To apply for a patent Lippershey had to travel to The Hague, the capital of the United Provinces. At an interview on October 2, 1608, Lippershey asked the government to grant him exclusive rights to make the telescope for 30 years, or to give him an annual pension in exchange for making telescopes only for the state. Lippershey's telescope was of great interest to the government because it could provide a vital military advantage against hostile forces. On October 4, 1608, Lippershey was asked to make binoculars for the government.
Lippershey seemed certain to receive the patent, but October 17, 1608, brought news that threw both his patent-and his historical legacy-into question. Jacob Metius, an instrument maker from the northern town of Alkmaar, arrived at The Hague with a request to patent his telescope. A few days later a letter arrived from the councilors of Zeeland (the province in which Middelburg was located) saying that yet another man had approached them with a patent application for a telescope. The government of the United Provinces then decided that too many people knew about the telescope and that its design was too easy to replicate to warrant a patent. Lippershey's hopes for a patent were dashed.
The question of who really invented the telescope is impossible to answer with the evidence available. Several possible explanations exist for why so many individuals in Holland appear to have invented the telescope at the same time. Legend has it that after building the first telescope, Lippershey put it on display outside his shop so that passersby could look through it; thus the telescope's inventor, be it Lippershey or someone else, may have shown the instrument off and inspired others to copy it. The discovery might also have been made by many independently. High-quality glass for lenses was becoming more widely available at the time, and more than one person might have stumbled upon the telescope effect.
In any case, Lippershey returned to Middelburg and began manufacturing binoculars for the government of the United Provinces, completing them in 1609. Lippershey's expertise as a craftsman was evident in his work. Creating two identical telescopes and connecting them so they create a single image for the viewer is difficult; thus, functioning binoculars were rare. Lippershey continued to work in Middelburg until his death there in 1619.
The Telescope And Astronomy
The government of the United Provinces had been impressed by the telescope's military possibilities, and the telescope came into use by its military. Because the telescope was easy to make, in a relatively brief period of time it was adopted by most European armies and navies. The telescope would have a truly revolutionary impact on another field, however: astronomy. By the spring of 1609, telescopes were on sale in Paris. That May, an Italian astronomer, Galileo Galilei (1564-1642), heard rumors of the device. Galileo set about building his own telescopes to watch the night sky.
The results of his observations were published in March 1610, and they astonished Europe. According to the astronomy of the time, which relied on a combination of religious and classical theory, the planets were perfect spheres and everything in the universe was believed to revolve around the earth. Galileo reported that the earth's moon had craters and mountain ranges just like the earth, and that he had he observed four objects that revolved not around the earth but around the planet Jupiter.

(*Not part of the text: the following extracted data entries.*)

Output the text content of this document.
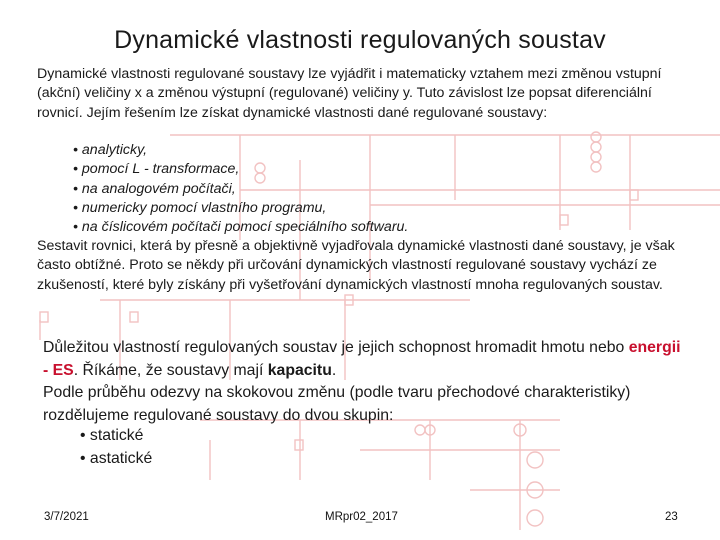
Dynamické vlastnosti regulovaných soustav
Dynamické vlastnosti regulované soustavy lze vyjádřit i matematicky vztahem mezi změnou vstupní (akční) veličiny x a změnou výstupní (regulované) veličiny y. Tuto závislost lze popsat diferenciální rovnicí. Jejím řešením lze získat dynamické vlastnosti dané regulované soustavy:
• analyticky,
• pomocí L - transformace,
• na analogovém počítači,
• numericky pomocí vlastního programu,
• na číslicovém počítači pomocí speciálního softwaru.
Sestavit rovnici, která by přesně a objektivně vyjadřovala dynamické vlastnosti dané soustavy, je však často obtížné. Proto se někdy při určování dynamických vlastností regulované soustavy vychází ze zkušeností, které byly získány při vyšetřování dynamických vlastností mnoha regulovaných soustav.
Důležitou vlastností regulovaných soustav je jejich schopnost hromadit hmotu nebo energii - ES. Říkáme, že soustavy mají kapacitu.
Podle průběhu odezvy na skokovou změnu (podle tvaru přechodové charakteristiky) rozdělujeme regulované soustavy do dvou skupin:
• statické
• astatické
3/7/2021	MRpr02_2017	23
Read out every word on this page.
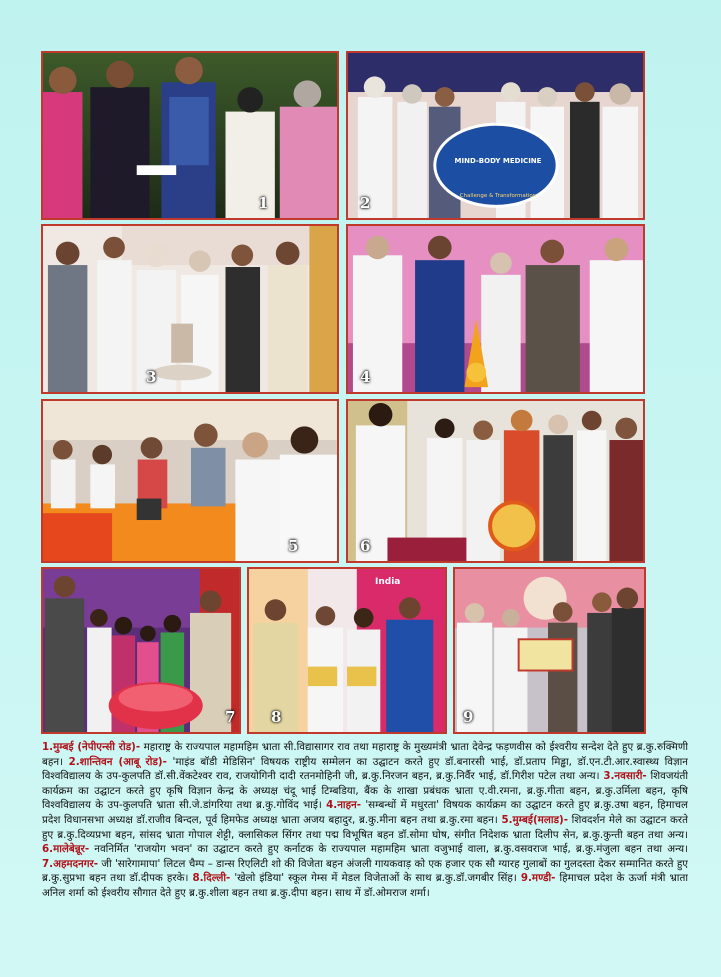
1
MIND-BODY MEDICINE
Challenge & Transformation
2
3	4
5	6
7
India
8	9
1.मुम्बई (नेपीएन्सी रोड)- महाराष्ट्र के राज्यपाल महामहिम भ्राता सी.विद्यासागर राव तथा महाराष्ट्र के मुख्यमंत्री भ्राता देवेन्द्र फड़णवीस को ईश्वरीय सन्देश देते हुए ब्र.कु.रुक्मिणी बहन। 2.शान्तिवन (आबू रोड)- 'माइंड बॉडी मेडिसिन' विषयक राष्ट्रीय सम्मेलन का उद्घाटन करते हुए डॉ.बनारसी भाई, डॉ.प्रताप मिड्ढा, डॉ.एन.टी.आर.स्वास्थ्य विज्ञान विश्वविद्यालय के उप-कुलपति डॉ.सी.वेंकटेश्वर राव, राजयोगिनी दादी रतनमोहिनी जी, ब्र.कु.निरजन बहन, ब्र.कु.निर्वैर भाई, डॉ.गिरीश पटेल तथा अन्य। 3.नवसारी- शिवजयंती कार्यक्रम का उद्घाटन करते हुए कृषि विज्ञान केन्द्र के अध्यक्ष चंदू भाई टिम्बडिया, बैंक के शाखा प्रबंधक भ्राता ए.वी.रमना, ब्र.कु.गीता बहन, ब्र.कु.उर्मिला बहन, कृषि विश्वविद्यालय के उप-कुलपति भ्राता सी.जे.डांगरिया तथा ब्र.कु.गोविंद भाई। 4.नाहन- 'सम्बन्धों में मधुरता' विषयक कार्यक्रम का उद्घाटन करते हुए ब्र.कु.उषा बहन, हिमाचल प्रदेश विधानसभा अध्यक्ष डॉ.राजीव बिन्दल, पूर्व हिमफेड अध्यक्ष भ्राता अजय बहादुर, ब्र.कु.मीना बहन तथा ब्र.कु.रमा बहन। 5.मुम्बई(मलाड)- शिवदर्शन मेले का उद्घाटन करते हुए ब्र.कु.दिव्यप्रभा बहन, सांसद भ्राता गोपाल शेट्टी, क्लासिकल सिंगर तथा पद्म विभूषित बहन डॉ.सोमा घोष, संगीत निदेशक भ्राता दिलीप सेन, ब्र.कु.कुन्ती बहन तथा अन्य। 6.मालेबेन्नूर- नवनिर्मित 'राजयोग भवन' का उद्घाटन करते हुए कर्नाटक के राज्यपाल महामहिम भ्राता वजुभाई वाला, ब्र.कु.वसवराज भाई, ब्र.कु.मंजुला बहन तथा अन्य। 7.अहमदनगर- जी 'सारेगामापा' लिटल चैम्प – डान्स रिएलिटी शो की विजेता बहन अंजली गायकवाड़ को एक हजार एक सौ ग्यारह गुलाबों का गुलदस्ता देकर सम्मानित करते हुए ब्र.कु.सुप्रभा बहन तथा डॉ.दीपक हरके। 8.दिल्ली- 'खेलो इंडिया' स्कूल गेम्स में मेडल विजेताओं के साथ ब्र.कु.डॉ.जगबीर सिंह। 9.मण्डी- हिमाचल प्रदेश के ऊर्जा मंत्री भ्राता अनिल शर्मा को ईश्वरीय सौगात देते हुए ब्र.कु.शीला बहन तथा ब्र.कु.दीपा बहन। साथ में डॉ.ओमराज शर्मा।
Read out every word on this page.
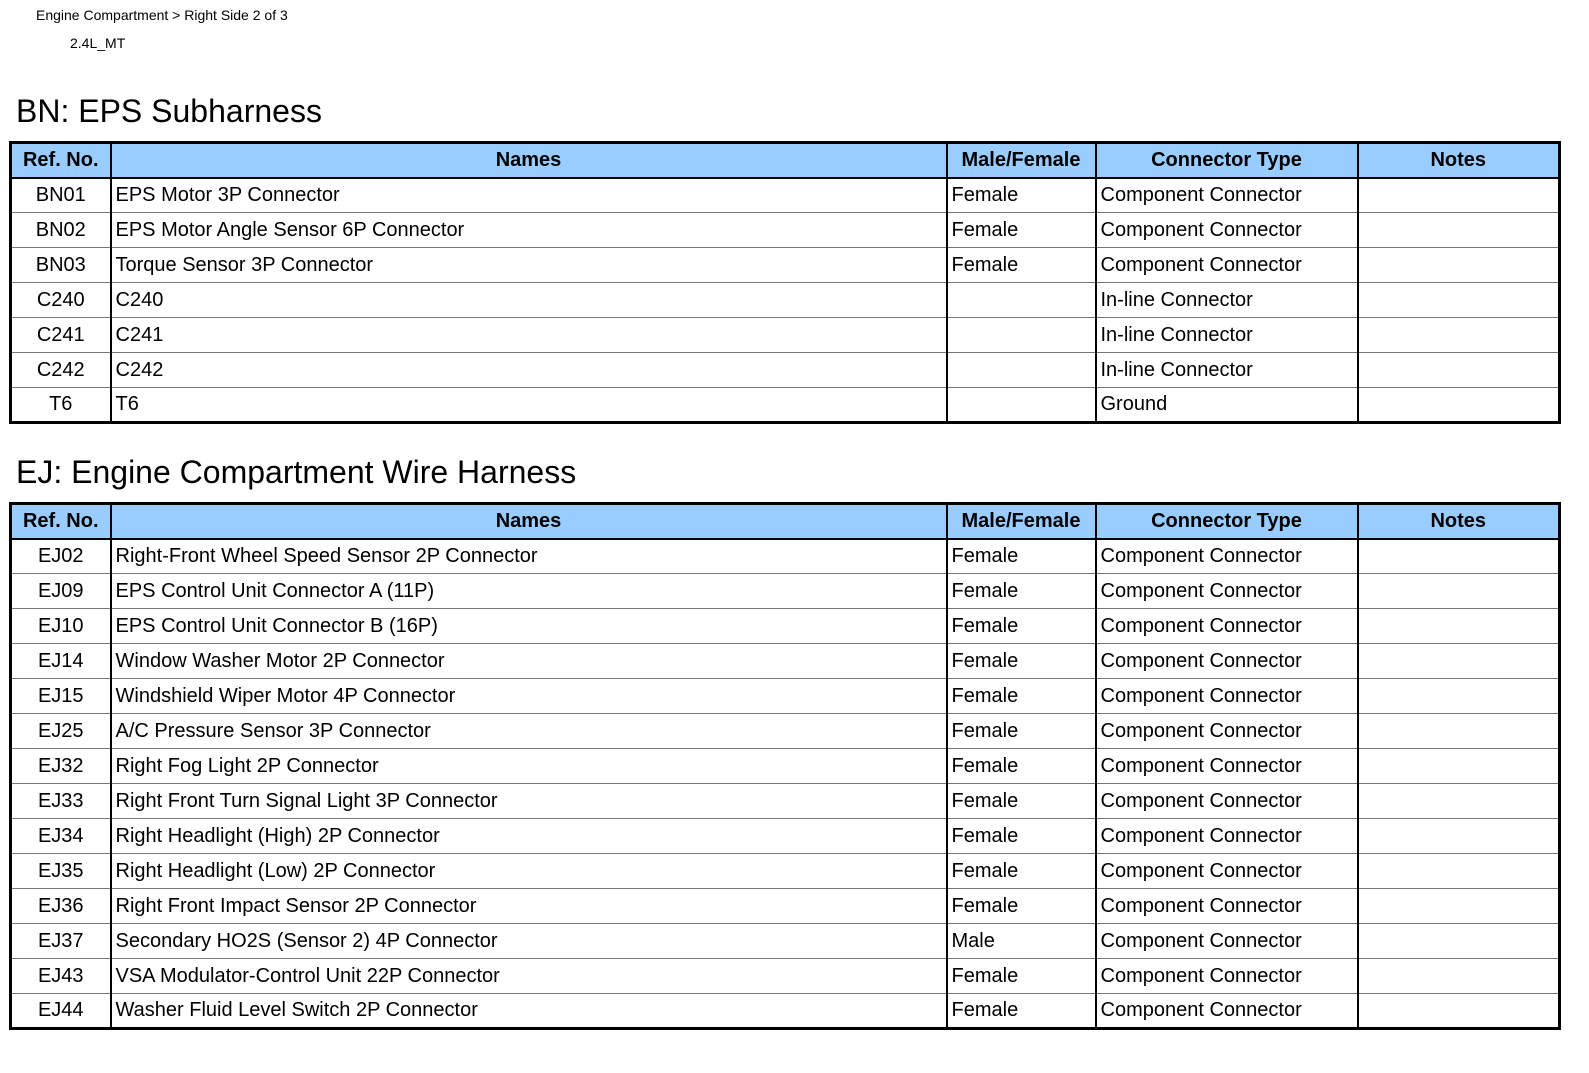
Engine Compartment > Right Side 2 of 3
2.4L_MT
BN: EPS Subharness
Ref. No.	Names	Male/Female	Connector Type	Notes
BN01	EPS Motor 3P Connector	Female	Component Connector	
BN02	EPS Motor Angle Sensor 6P Connector	Female	Component Connector	
BN03	Torque Sensor 3P Connector	Female	Component Connector	
C240	C240		In-line Connector	
C241	C241		In-line Connector	
C242	C242		In-line Connector	
T6	T6		Ground	
EJ: Engine Compartment Wire Harness
Ref. No.	Names	Male/Female	Connector Type	Notes
EJ02	Right-Front Wheel Speed Sensor 2P Connector	Female	Component Connector	
EJ09	EPS Control Unit Connector A (11P)	Female	Component Connector	
EJ10	EPS Control Unit Connector B (16P)	Female	Component Connector	
EJ14	Window Washer Motor 2P Connector	Female	Component Connector	
EJ15	Windshield Wiper Motor 4P Connector	Female	Component Connector	
EJ25	A/C Pressure Sensor 3P Connector	Female	Component Connector	
EJ32	Right Fog Light 2P Connector	Female	Component Connector	
EJ33	Right Front Turn Signal Light 3P Connector	Female	Component Connector	
EJ34	Right Headlight (High) 2P Connector	Female	Component Connector	
EJ35	Right Headlight (Low) 2P Connector	Female	Component Connector	
EJ36	Right Front Impact Sensor 2P Connector	Female	Component Connector	
EJ37	Secondary HO2S (Sensor 2) 4P Connector	Male	Component Connector	
EJ43	VSA Modulator-Control Unit 22P Connector	Female	Component Connector	
EJ44	Washer Fluid Level Switch 2P Connector	Female	Component Connector	
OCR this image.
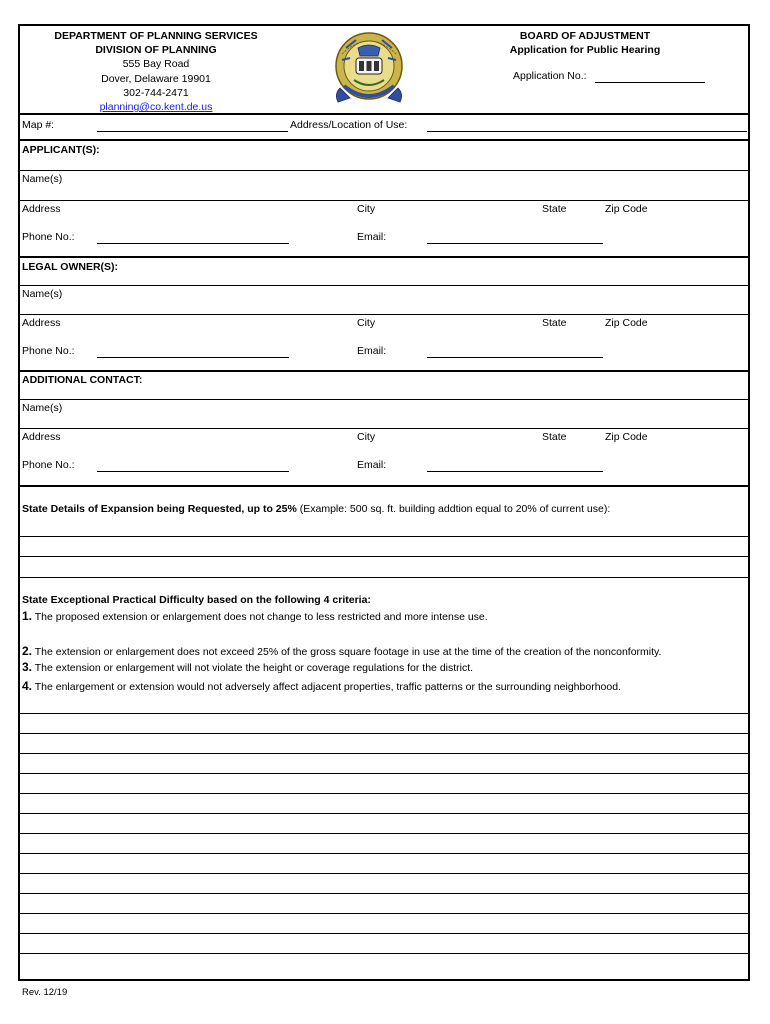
DEPARTMENT OF PLANNING SERVICES
DIVISION OF PLANNING
555 Bay Road
Dover, Delaware 19901
302-744-2471
planning@co.kent.de.us
BOARD OF ADJUSTMENT
Application for Public Hearing
Application No.:
Map #:	Address/Location of Use:
APPLICANT(S):
Name(s)
Address	City	State	Zip Code
Phone No.:	Email:
LEGAL OWNER(S):
Name(s)
Address	City	State	Zip Code
Phone No.:	Email:
ADDITIONAL CONTACT:
Name(s)
Address	City	State	Zip Code
Phone No.:	Email:
State Details of Expansion being Requested, up to 25% (Example: 500 sq. ft. building addtion equal to 20% of current use):
State Exceptional Practical Difficulty based on the following 4 criteria:
1. The proposed extension or enlargement does not change to less restricted and more intense use.
2. The extension or enlargement does not exceed 25% of the gross square footage in use at the time of the creation of the nonconformity.
3. The extension or enlargement will not violate the height or coverage regulations for the district.
4. The enlargement or extension would not adversely affect adjacent properties, traffic patterns or the surrounding neighborhood.
Rev. 12/19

Galileo's findings were just the beginning: the telescope helped to transform astronomy into a rigorous observational science. Astronomers, in turn, helped to improve the telescope, first using different types and arrangements of lenses, then combining mirrors with lenses to create telescopes that could see farther and with less distortion. In modern times, astronomers use an impressive array of telescopes that can observe visible light, heat, x-rays, gamma rays, and radio waves.